Accorder le statut de salarié.es à toutes les travailleuses et à tous les travailleurs handicapé-es en ESAT (lettre ouverte)

Lettre ouverte à monsieur le premier ministre, à la ministre du travail, au ministre des solidarités, à la ministre déléguée aux personnes handicapées

Accorder le statut de salarié à toutes les travailleuses et à tous les travailleurs handicapé-es en esat
(établissements et services d’accompagnement par le travail) 120.000 personnes concernées

Monsieur le Premier Ministre, Mesdames et Messieurs les Ministres,

La conférence nationale du handicap du 26 avril 2023 a affirmé une ambition majeure : « cesser d’enfermer les personnes handicapées dans des dispositifs et des parcours spécifiques et rendre l’environnement professionnel de droit commun totalement accessible, quel que soit le handicap ».

Mais la loi Plein Emploi adoptée en décembre 2023 par le parlement ne change pas le statut d’usager des personnes handicapées qui travaillent en ESAT et qui dépendent toujours du Code de l’Action Sociale et des Familles et non du Code du travail. Ce qui est vécu par beaucoup de ces personnes comme une grave discrimination et une non-reconnaissance de leur travail.

En droit du travail, trois notions principales déterminent la qualité de salariée ou de salarié : le contrat de travail, la rémunération et le lien de subordination.

Ces critères doivent s’appliquer à toutes les personnes qui travaillent en ESAT. Maintenir ces personnes dans la seule mouvance de l’action médico-sociale est contradictoire à l‘objectif recherché :

« Chacun est présumé pouvoir travailler en milieu ordinaire ».
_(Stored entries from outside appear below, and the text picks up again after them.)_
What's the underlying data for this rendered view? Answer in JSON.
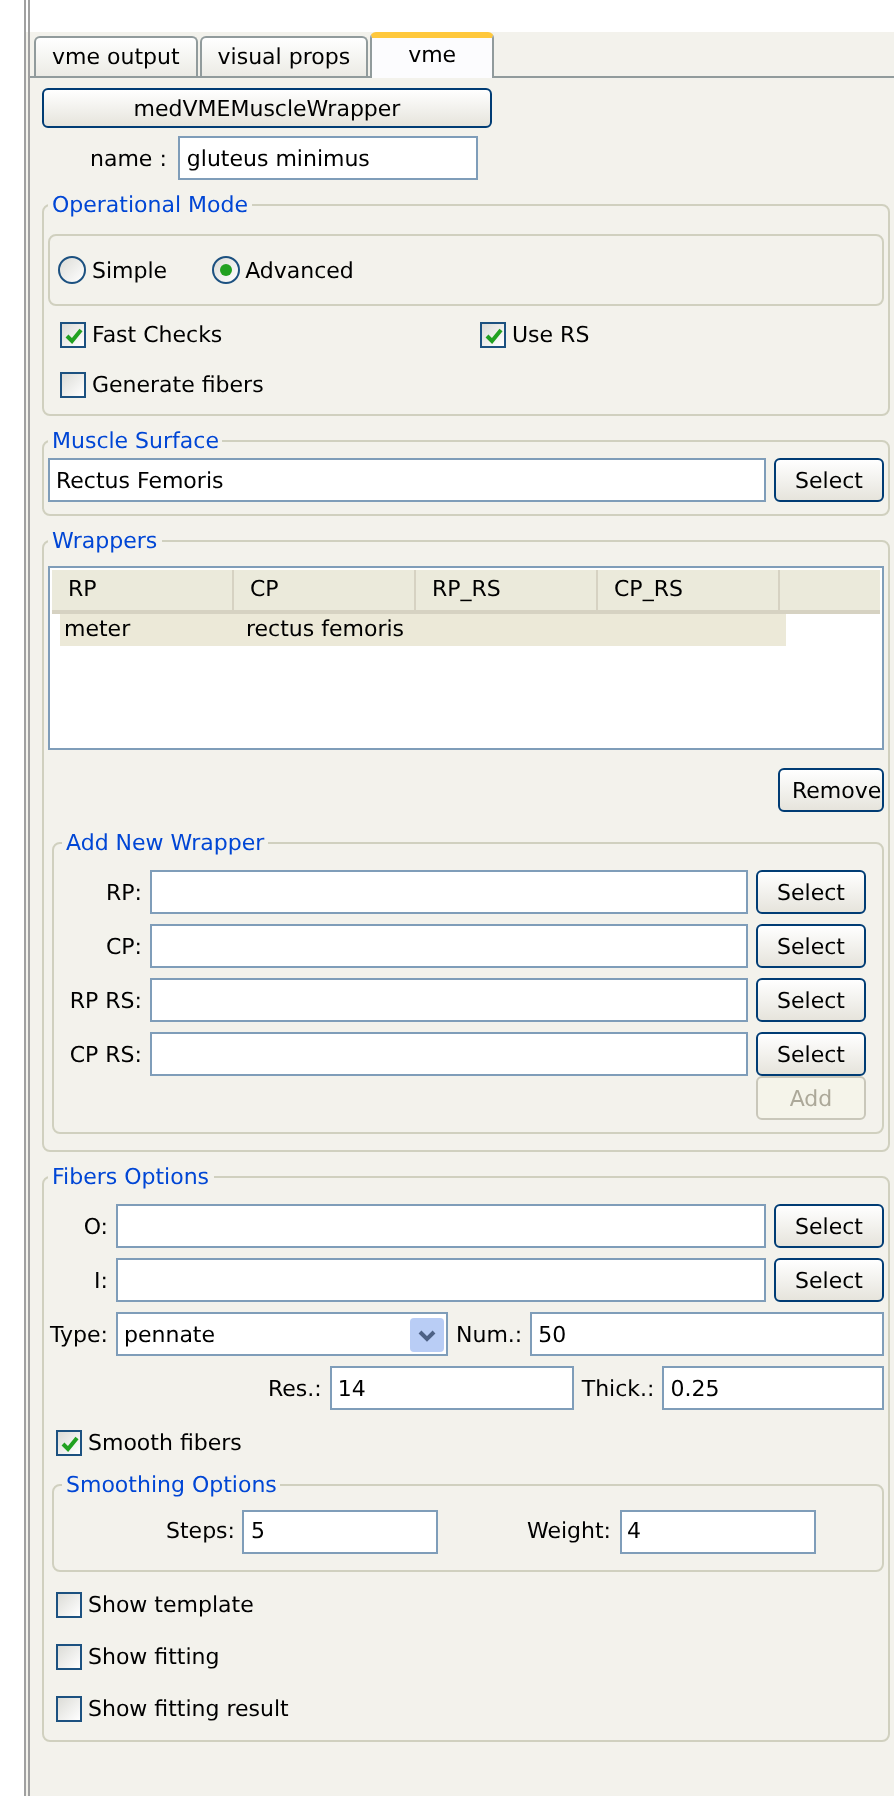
{
  "tabs": [
    {
      "label": "vme output",
      "selected": false
    },
    {
      "label": "visual props",
      "selected": false
    },
    {
      "label": "vme",
      "selected": true
    }
  ],
  "wrapper_button": "medVMEMuscleWrapper",
  "name": {
    "label": "name :",
    "value": "gluteus minimus"
  },
  "operational_mode": {
    "title": "Operational Mode",
    "modes": [
      {
        "label": "Simple",
        "selected": false
      },
      {
        "label": "Advanced",
        "selected": true
      }
    ],
    "options": [
      {
        "label": "Fast Checks",
        "checked": true
      },
      {
        "label": "Use RS",
        "checked": true
      },
      {
        "label": "Generate fibers",
        "checked": false
      }
    ]
  },
  "muscle_surface": {
    "title": "Muscle Surface",
    "value": "Rectus Femoris",
    "button": "Select"
  },
  "wrappers": {
    "title": "Wrappers",
    "columns": [
      "RP",
      "CP",
      "RP_RS",
      "CP_RS"
    ],
    "rows": [
      {
        "cells": [
          "meter",
          "rectus femoris"
        ],
        "selected": true
      }
    ],
    "remove_button": "Remove"
  },
  "add_new_wrapper": {
    "title": "Add New Wrapper",
    "fields": [
      {
        "label": "RP:",
        "button": "Select"
      },
      {
        "label": "CP:",
        "button": "Select"
      },
      {
        "label": "RP RS:",
        "button": "Select"
      },
      {
        "label": "CP RS:",
        "button": "Select"
      }
    ],
    "add_button": {
      "label": "Add",
      "disabled": true
    }
  },
  "fibers_options": {
    "title": "Fibers Options",
    "fields": [
      {
        "label": "O:",
        "button": "Select"
      },
      {
        "label": "I:",
        "button": "Select"
      }
    ],
    "type": {
      "label": "Type:",
      "value": "pennate"
    },
    "num": {
      "label": "Num.:",
      "value": "50"
    },
    "res": {
      "label": "Res.:",
      "value": "14"
    },
    "thick": {
      "label": "Thick.:",
      "value": "0.25"
    },
    "smooth_fibers": {
      "label": "Smooth fibers",
      "checked": true
    },
    "smoothing_options": {
      "title": "Smoothing Options",
      "steps": {
        "label": "Steps:",
        "value": "5"
      },
      "weight": {
        "label": "Weight:",
        "value": "4"
      }
    },
    "display_options": [
      {
        "label": "Show template",
        "checked": false
      },
      {
        "label": "Show fitting",
        "checked": false
      },
      {
        "label": "Show fitting result",
        "checked": false
      }
    ]
  }
}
Les ESAT devraient permettre aux personnes sous statut d’usagers, qui le peuvent ou le souhaitent, par un accompagnement adapté de s’insérer dans le milieu ordinaire du travail ou en entreprises adaptées. Ces mesures doivent leurs permettre d’accéder à un parcours professionnel. Le Code du travail prévoit déjà des cadres juridiques particuliers dans lesquels les salariées bénéficient à la fois des mêmes droits que les autres et de dispositions protectrices particulières comme dans les entreprises d’insertion, les entreprises adaptées, les salariées et salariés de l’intérim. Nous ne comprenons pas pourquoi le Gouvernement a refusé systématiquement et sans débat, lors de la discussion de la loi Plein emploi, à l’Assemblée nationale, tous les amendements allant dans ce sens.

En ESAT, les travailleuses et travailleurs sont soumis.es à l’autorité de l’association qui les emploie.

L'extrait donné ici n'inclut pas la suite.